That’s an assumption.
It is also unclear how @glipsnort’s experiment is meant to demonstrate mutations are ‘random’ in the undirected sense that you mean. Sure, if biochemical distribution he derived is a sufficient statistic for all the mutations, then I can buy the mutations are undirected from what he presented. However, there is a very large amount of other patterning, especially the distance based correlation, that is inexplicable (to me!) from an unguided perspective, and is certainly not accounted for by the biochemical distribution.
For example, here is a histogram of the human/chimp comparison, which should be the most random, and it seems to be multi-modal, highly skewed, with a possible frequency distribution, definitely not a normal distribution. And if I run a test for normality on it, I get a very small p-value = 3.952e-16.
This histogram for human cow is even weirder, after I increased the number of bins to 600.

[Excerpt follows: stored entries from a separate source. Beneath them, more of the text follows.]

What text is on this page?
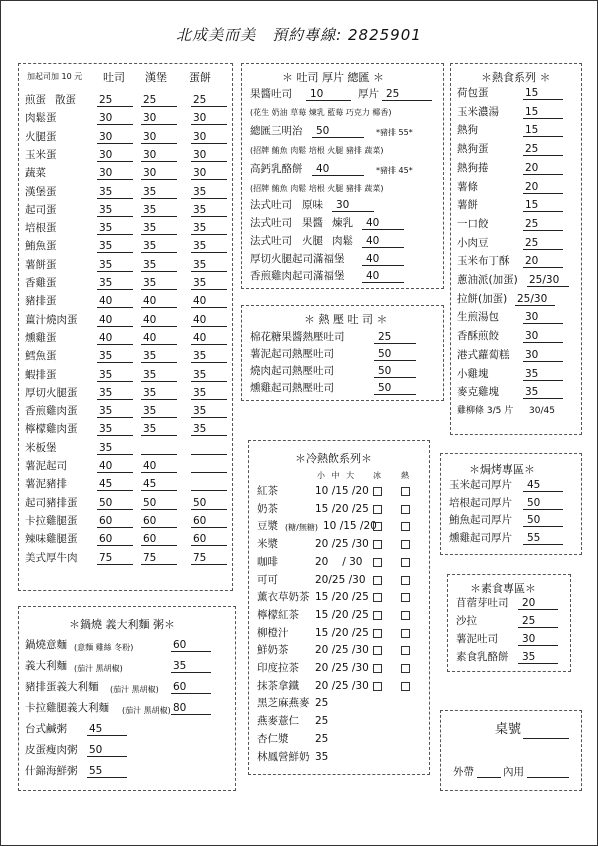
北成美而美　預約專線: 2825901
加起司加 10 元 吐司 漢堡 蛋餅
煎蛋 散蛋 25	25	25
肉鬆蛋	30	30	30
火腿蛋	30	30	30
玉米蛋	30	30	30
蔬菜	30	30	30
漢堡蛋	35	35	35
起司蛋	35	35	35
培根蛋	35	35	35
鮪魚蛋	35	35	35
薯餅蛋	35	35	35
香雞蛋	35	35	35
豬排蛋	40	40	40
薑汁燒肉蛋 40	40	40
燻雞蛋	40	40	40
鱈魚蛋	35	35	35
蝦排蛋	35	35	35
厚切火腿蛋 35	35	35
香煎雞肉蛋 35	35	35
檸檬雞肉蛋 35	35	35
米板堡	35
薯泥起司	40	40
薯泥豬排	45	45
起司豬排蛋 50	50	50
卡拉雞腿蛋 60	60	60
辣味雞腿蛋 60	60	60
美式厚牛肉 75	75	75
＊ 吐司 厚片 總匯 ＊
果醬吐司 10	厚片 25
(花生 奶油 草莓 煉乳 藍莓 巧克力 椰香)
總匯三明治 50	*豬排 55*
(招牌 鮪魚 肉鬆 培根 火腿 豬排 蔬菜)
高鈣乳酪餅 40	*豬排 45*
(招牌 鮪魚 肉鬆 培根 火腿 豬排 蔬菜)
法式吐司 原味 30
法式吐司 果醬 煉乳 40
法式吐司 火腿 肉鬆 40
厚切火腿起司滿福堡 40
香煎雞肉起司滿福堡 40
＊ 熱 壓 吐 司 ＊
棉花糖果醬熱壓吐司	25
薯泥起司熱壓吐司	50
燒肉起司熱壓吐司	50
燻雞起司熱壓吐司	50
＊冷熱飲系列＊
小 中 大 冰	熱
紅茶	10 /15 /20
奶茶	15 /20 /25
豆漿 (糖/無糖) 10 /15 /20
米漿	20 /25 /30
咖啡	20 　/ 30
可可	20/25 /30
薰衣草奶茶 15 /20 /25
檸檬紅茶 15 /20 /25
柳橙汁	15 /20 /25
鮮奶茶	20 /25 /30
印度拉茶 20 /25 /30
抹茶拿鐵 20 /25 /30
黑芝麻燕麥 25
燕麥薏仁 25
杏仁漿	25
林鳳營鮮奶 35
＊鍋燒 義大利麵 粥＊
鍋燒意麵 (意麵 雞絲 冬粉)	60
義大利麵 (茄汁 黑胡椒)	35
豬排蛋義大利麵 (茄汁 黑胡椒) 60
卡拉雞腿義大利麵 (茄汁 黑胡椒) 80
台式鹹粥 45
皮蛋瘦肉粥 50
什錦海鮮粥 55
＊熱食系列 ＊
荷包蛋	15
玉米濃湯 15
熱狗	15
熱狗蛋	25
熱狗捲	20
薯條	20
薯餅	15
一口餃	25
小肉豆	25
玉米布丁酥 20
蔥油派(加蛋) 25/30
拉餅(加蛋) 25/30
生煎湯包 30
香酥煎餃 30
港式蘿蔔糕 30
小雞塊	35
麥克雞塊 35
雞柳條 3/5 片 30/45
＊焗烤專區＊
玉米起司厚片 45
培根起司厚片 50
鮪魚起司厚片 50
燻雞起司厚片 55
＊素食專區＊
苜蓿芽吐司 20
沙拉	25
薯泥吐司 30
素食乳酪餅 35
桌號
外帶	內用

As a comparison, here is a histogram from sampling a normal distribution the same number of 8000 samples, which a test for normality gives p-value = 0.5557.
I guess you can chalk all patterning up to ‘natural selection’ but then what can’t natural selection do? It becomes yet another ‘of the gaps’ entity that we use to file anything weird under ‘misc’
And if we want to put constraints on natural selection, it can only select for what is immediately beneficial. If in order to get benefit we need multiple, coordinated, distant mutations to occur, it is very unclear how natural selection can help, since a very improbable event has to occur for natural selection to have any effect.
Here’s one section that pops out to me in the paper:
On the basis of this analysis, we estimate that the human and chimpanzee genomes each contain 40–45 Mb of species-specific euchromatic sequence, and the indel differences between the genomes thus total ∼90 Mb. This difference corresponds to ∼3% of both genomes and dwarfs the 1.23% difference resulting from nucleotide substitutions; this confirms and extends several recent studies63,64,65,66,67. Of course, the number of indel events is far fewer than the number of substitution events (∼5 million compared with ∼35 million, respectively).
This sounds bigger than the 1% number that is quoted, more like a total of 4% difference between chimp and human. And big insertions of new genetic material (if I understand correctly) seems very mysterious from an evolution point of view. I’m guessing the assumption is this inserted/deleted material was present in the ancestor, and different parts were deleted in humans and chimps.
Another thing, the way the genomes were compared it seems they were chopped into 1Mb pieces, and then pieces were compared. Doesn’t sound too bad, but it is less straightforward than if the genomes were lined up side by side and directly compared.
Additionally, the general use of edit distance type comparisons to find the SNPs is also a bit tricky. I can generate two random strings, and discard everything that doesn’t match as deletion/addition events, and the two strings will be considered perfect matches. Not quite what is done here, BLAST type algorithms try to find minimum edit alignments, but the discarding of portions that don’t match does add ambiguity. This ambiguity is absent from the popular caricature that scientists are lying both genomes down side by side and comparing them base pair by base pair.
Finally, the method of assembling the genome using a human reference is still yet another source of ambiguity. When sequencing, enormous numbers of reads are generated with some degree of error, and reads are not very long, just a few hundred base pairs long. With enough short erroneous reads you can match any string.
In general, with sequencing, assembly, and comparison there appear to be a sizeable number of opportunities for overfitting, so I think the human/chimp 1-2% comparison number needs to be taken with a generous pinch of salt.